What do ‘Sex and the City’ and financial planning have in common?

Check out Team Jackie Porter to see how this trailblazing advisor is wedding fun and finance

What do ‘Sex and the City’ and financial planning have in common?

If you check Team Jackie Porter’s website, the first thing you’ll notice is a Sex and the City quiz that can identify which character you’re most like financially. For many advisors, it might seem like risky niche marketing, but it’s right on point for Porter’s market; half female and half lawyers who own businesses, many of whom are single.

“I like to think through the experience and how I can make things fun for people, excite them, make it more accessible, and see it from their perspective,” Jackie Porter told WP. “If you’re engaging people and trying to meet them where they are, then you try new things. We’re always looking at ways we can improve the financial planning process for clients.”

Porter, who founded Team Jackie Porter, is a Toronto certified financial planner who has twice won the Female Trailblazer of the Year and is still blazing trails with her engaging marketing ploys and current ground-breaking steps to encourage both other women and Black people.

“I was shocked to be named again,” she says, having won the Mackenzie Investments Award for Female Trailblazer of the Year in 2019 and Harvest Portfolios Award for Female Trailblazer of the Year in 2021. “I’m someone who’s constantly curious about things and always wants to try something else just to see how my market will respond. I think that’s a big piece of it: I’ve got a child’s curiosity, and it’s served me well dealing with clients.”

Porter likens financial planning to dealing with an auto mechanic: you want to know the car’s fixed, but not all the details of how. Given that many are intimidated by dealing with money, she likes to use words they’re familiar with, think through scenarios they might want to explore, and make it fun because “how do I make things fun for people that excites them and makes them think about finance in a new way?”  

“I really want to change the way the financial industry looks,” she says. “It doesn't have to be all people that don't look like me that are wearing button-down shirts and talk in ways that people don't understand and think of the client last.

“I want to be the ambassador, the person who says, ‘let's look at the client first. What does being welcoming look like if you’re seeing it from their perspective? Let’s give them reasons to be excited about their finances and speak to the possibilities of their circumstance.’ I think that's what motivates people.”

Porter’s holistic practice weds her experience and passions. She describes herself as “suddenly single” at 16, when her single mom died. For ten years, she worked three jobs and saved well, but was always in a state of financial anxiety. Twenty-six years ago, when she was 26, she got a package from a telecom company and met with a financial planner – a woman and person of color.

”I didn’t want the next 10 years to look like the last 10, and that discussion captured my imagination,” she says. “I initially went into it to help myself because I wanted a different income, but then I thought about all the people like me, who’d never had that conversation about money.”

People still don’t learn about money at home or school, so she teaches financial literacy for youth. “What a game-changer that can be,” she says.

Porter took a psychology and communications degree from York University, then opted for financial planning and developed a business where women who are “single by choice or by chance” can comfortably discuss their finances. She co-authored the book, Single by Choice or by Chance: The Smart Women’s Guide to Living Longer, for those 45 and up, and has seen ploys like the “Sex in the City” quiz generate 22 business leads from the first 220 respondents. She also holds a Wednesday Live at 5, often with guest speakers, on Instagram.

During the pandemic, she’s seen more people address their vulnerabilities, particularly if they’ve lost jobs, been ill, or divorced. She’s met those who want to organize their wills, better understand their insurance, or just improve their contingency plan. She’s encouraged clients, and their parents, to place financial documents – wills, investment and bank statements, and tax returns – in a legacy box – and she provides digital storage.

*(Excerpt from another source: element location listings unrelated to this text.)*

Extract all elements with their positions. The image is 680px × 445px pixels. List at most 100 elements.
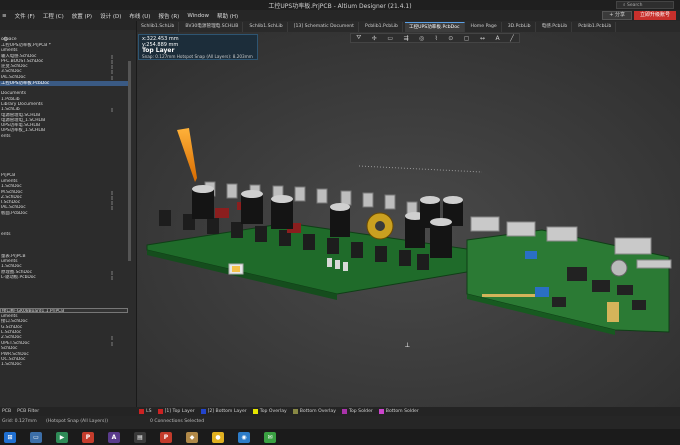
tree-item[interactable]: L-驱动板.PcbDoc ▯ [0, 275, 128, 280]
search-box[interactable]: ⌕ Search [616, 1, 674, 9]
tree-item[interactable]: 1.SchLib ▯ [0, 107, 128, 112]
tree-item-label: IAL.SchDoc [1, 75, 26, 80]
wechat-icon[interactable]: ✉ [264, 431, 276, 443]
tree-item-label: 接口.SchDoc [1, 319, 28, 324]
menu-project[interactable]: 工程 (C) [43, 12, 64, 20]
menu-reports[interactable]: 报告 (R) [158, 12, 179, 20]
share-button[interactable]: + 分享 [602, 11, 632, 20]
tree-item-label: L-驱动板.PcbDoc [1, 275, 36, 280]
tree-item-label: 接口板-GK08Board1.1.PrjPCB [2, 309, 65, 314]
place-pad-icon[interactable]: ◎ [419, 35, 424, 42]
tree-item[interactable]: SchDoc [0, 346, 128, 351]
doc-tab[interactable]: [13] Schematic Document [290, 21, 359, 32]
tree-item-label: 1.SchDoc [1, 184, 22, 189]
office-icon[interactable]: P [82, 431, 94, 443]
explorer-icon[interactable]: ▤ [134, 431, 146, 443]
menu-route[interactable]: 布线 (U) [129, 12, 150, 20]
doc-tab[interactable]: BV30电源管理电.SCHLIB [181, 21, 244, 32]
menu-help[interactable]: 帮助 (H) [217, 12, 238, 20]
tree-item[interactable]: 2.SchDoc ▯ [0, 335, 128, 340]
app-menu-icon[interactable]: ≡ [2, 13, 7, 19]
doc-tab[interactable]: 电感.PcbLib [538, 21, 573, 32]
tree-item-label: PrjPCB [1, 173, 16, 178]
panel-scrollbar[interactable] [128, 61, 131, 261]
layer-tab[interactable]: Top Solder [341, 409, 373, 414]
coordinate-readout: x:322.453 mm y:254.889 mm Top Layer Snap… [138, 34, 258, 60]
document-tabs: Schlib1.SchLib BV30电源管理电.SCHLIB Schlib1.Sc… [137, 21, 680, 32]
pcb-canvas[interactable]: ⟂ [137, 32, 680, 407]
dimension-icon[interactable]: ↔ [480, 35, 485, 42]
app-yellow-icon[interactable]: ● [212, 431, 224, 443]
tree-item[interactable]: 1.SchDoc [0, 184, 128, 189]
tree-item[interactable]: 工控UPS功率板.PcbDoc [0, 81, 128, 87]
tree-item[interactable]: 板面.PcbDoc [0, 211, 128, 216]
altium-icon[interactable]: A [108, 431, 120, 443]
task-view-icon[interactable]: ▭ [30, 431, 42, 443]
menu-file[interactable]: 文件 (F) [15, 12, 35, 20]
tree-item[interactable]: uments [0, 48, 128, 53]
tree-item-label: ents [1, 134, 11, 139]
doc-tab[interactable]: 工控UPS功率板.PcbDoc [404, 21, 465, 32]
move-icon[interactable]: ✢ [372, 35, 377, 42]
menu-place[interactable]: 放置 (P) [72, 12, 92, 20]
layer-tab[interactable]: Bottom Overlay [292, 409, 336, 414]
doc-tab[interactable]: 3D.PcbLib [504, 21, 536, 32]
document-icon: ▯ [111, 69, 114, 74]
tree-item-label: 工控UPS功率板.PcbDoc [1, 81, 50, 86]
tree-item[interactable]: UPS功率板_1.SCHLIB [0, 128, 128, 133]
layer-label: [1] Top Layer [164, 409, 195, 414]
layer-tab[interactable]: Bottom Solder [378, 409, 419, 414]
tree-item-label: 板面.PcbDoc [1, 211, 28, 216]
tree-item[interactable]: 接口板-GK08Board1.1.PrjPCB [0, 308, 128, 314]
tree-item-label: 1.SchDoc [1, 264, 22, 269]
tree-item[interactable]: ospace [0, 37, 128, 42]
tree-item[interactable]: ents [0, 232, 128, 237]
layer-tab[interactable]: [2] Bottom Layer [200, 409, 247, 414]
tree-item[interactable]: IAL.SchDoc ▯ [0, 205, 128, 210]
tree-item-label: ents [1, 232, 11, 237]
tree-item[interactable]: 1.SchDoc [0, 362, 128, 367]
tree-item[interactable]: IAL.SchDoc ▯ [0, 75, 128, 80]
select-icon[interactable]: ▭ [387, 35, 393, 42]
upgrade-button[interactable]: 立即升级账号 [633, 11, 676, 20]
layer-label: Bottom Solder [385, 409, 419, 414]
layer-tab[interactable]: [1] Top Layer [157, 409, 195, 414]
layer-label: [2] Bottom Layer [207, 409, 247, 414]
tree-item[interactable]: 3.SchDoc ▯ [0, 69, 128, 74]
tree-item[interactable]: PrjPCB [0, 173, 128, 178]
browser-icon[interactable]: ◉ [238, 431, 250, 443]
filter-icon[interactable]: ⛛ [356, 34, 361, 42]
tree-item[interactable]: 1.SchDoc [0, 264, 128, 269]
menu-window[interactable]: Window [187, 13, 209, 19]
tree-item[interactable]: ents [0, 134, 128, 139]
start-icon[interactable]: ⊞ [4, 431, 16, 443]
align-icon[interactable]: ⇶ [404, 35, 409, 42]
tree-item[interactable]: Documents [0, 91, 128, 96]
route-icon[interactable]: ⌇ [435, 35, 438, 42]
tree-item-label: 1.SchDoc [1, 362, 22, 367]
layer-tab[interactable]: LS [139, 409, 152, 414]
search-label: Search [626, 3, 643, 8]
taskbar: ⊞ ▭ ▶ P A ▤ P ◆ ● ◉ ✉ [0, 429, 680, 445]
doc-tab[interactable]: Home Page [467, 21, 502, 32]
doc-tab[interactable]: Schlib1.SchLib [137, 21, 180, 32]
app-fox-icon[interactable]: ◆ [186, 431, 198, 443]
tree-item[interactable]: 接口.SchDoc [0, 319, 128, 324]
doc-tab[interactable]: Pcblib1.PcbLib [574, 21, 617, 32]
panel-tab-pcb-filter[interactable]: PCB Filter [17, 409, 39, 414]
document-icon: ▯ [111, 107, 114, 112]
doc-tab[interactable]: Pcblib1.PcbLib [361, 21, 403, 32]
powerpoint-icon[interactable]: P [160, 431, 172, 443]
document-icon: ▯ [111, 275, 114, 280]
via-icon[interactable]: ⊙ [448, 35, 453, 42]
doc-tab[interactable]: Schlib1.SchLib [245, 21, 288, 32]
layer-tab[interactable]: Top Overlay [252, 409, 287, 414]
layer-color-swatch [292, 409, 298, 414]
text-icon[interactable]: A [495, 35, 499, 42]
tree-item-label: 2.SchDoc [1, 335, 22, 340]
panel-tab-pcb[interactable]: PCB [2, 409, 11, 414]
media-icon[interactable]: ▶ [56, 431, 68, 443]
menu-design[interactable]: 设计 (D) [100, 12, 121, 20]
polygon-icon[interactable]: ▢ [464, 35, 470, 42]
line-icon[interactable]: ╱ [510, 35, 514, 42]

But the other trail she’s blazing – as a Black woman in the financial industry – is inspiring, and helping, both her clients and community become financially empowered. Her mom taught her to give back to her community, and she laughingly remembers someone asking her, when she was a teen, what she wanted to be. She said “philanthropist”, even thought she didn’t have any money. She canvassed for the Cancer Society as a teen, then served on boards for Gilda’s Club and Trust 15 in Etobicoke, and now she is one of the founding members of the Black Opportunity Fund.

The fund, which some financial and other professionals are building, will soon start accepting applications to “level up opportunities for people of color” to combat financial racism – which Porter has also experienced.

“We really want to see change,” she says. “We want to see generational wealth created for people of color, people that look like us, people who have been here for so many years, and have been working hard.”

The fund will be a community aggregator and collect the limited data, reach out to people of color across Canada, and access public and private donors, plus stakeholders and community groups, to help fund initiatives, such as small businesses. 

“We want to be a billion-dollar fund in the next ten years,” says Porter. “I know the needs, so it’s important to me if I can give back and move the needle on the areas to help on equity and inclusion and diversity. Community work has also humbled me and kept me real and in front of the issues I need to care about. Community service is a personal responsibility. That’s how I was raised.”

“I’m also very grateful that what I do still excites me,” she adds.